ELKHART, Ind. (AP) _ The board of motor home maker Coachmen Industries Inc. rejected a $289.6 million buyout offer Thursday but warned shareholders its first-quarter earnings will come in lower than Wall Street expected.

Thor Industries Inc. is offering $18 in cash and stock for each share of Coachmen stock to create the nation’s second-largest builder of recreational vehicles.

However, Coachmen said its board believes the company is more valuable as an independent company, that Thor’s offer is too low, and that the two companies would not fit together well because of differing philosophies on product positioning, dealer practices and cultures.

``Thor has launched its proposal at a time when not only is Coachmen’s stock price depressed, but the entire RV sector is out of favor with investors,″ Claire C. Skinner, Coachmen’s chairwoman and chief executive, said in a statement.

``Thor is trying to stampede shareholders to sell at a depressed price before the value of our recent spending on technology and infrastructure pays off.
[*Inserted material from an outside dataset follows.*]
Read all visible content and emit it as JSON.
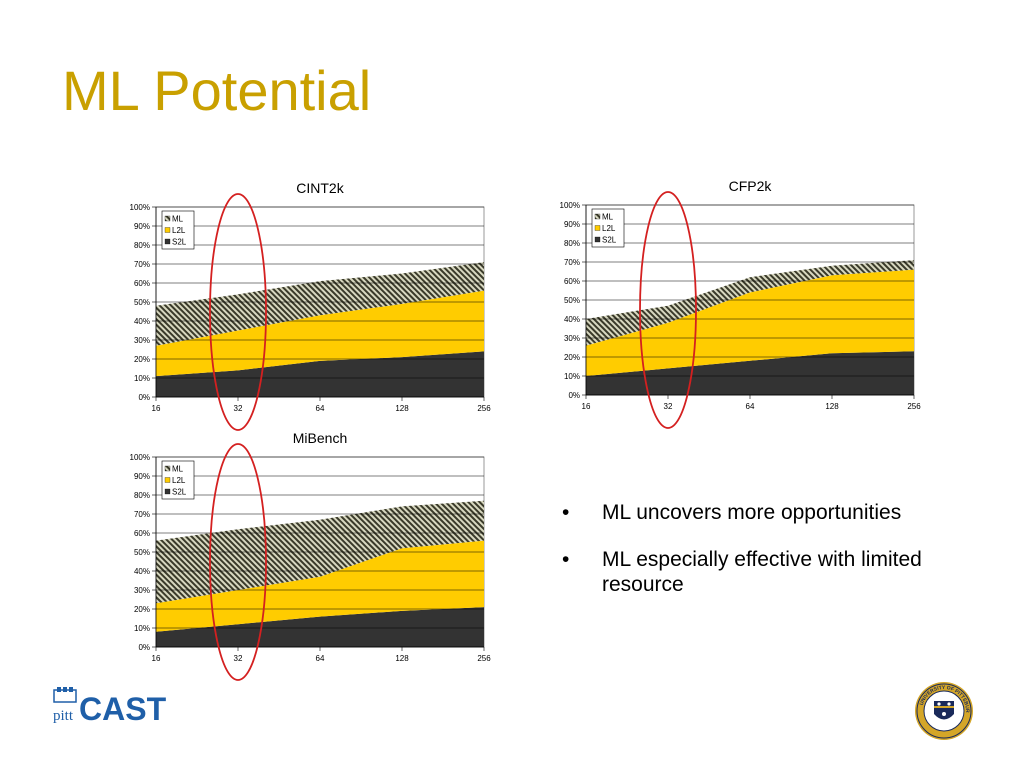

This is clearly an attempt to buy Coachmen on the cheap,″ she said.

Coachmen said a piece of that new technology _ a new management information system _ will cause first-quarter earnings to fall four to five cents short of analysts’ consensus estimate of 30 cents per share, or approximately $4.6 million. Acquiring and implementing the system also had hurt 1999 earnings, it said.

Shares of Coachmen were down 50 cents to $15.18 3/4 per share Thursday on the New York Stock Exchange. Thor was down 62 1/2 cents to $26.87 1/2.

Thor president and chief executive Wade Thompson did not return a telephone message Thursday.

Thor, based in Jackson Center, Ohio, earned $30.8 million on sales of $805.8 million in the year ended July 31. Coachmen earned $29.5 million on sales of $847 million in 1999.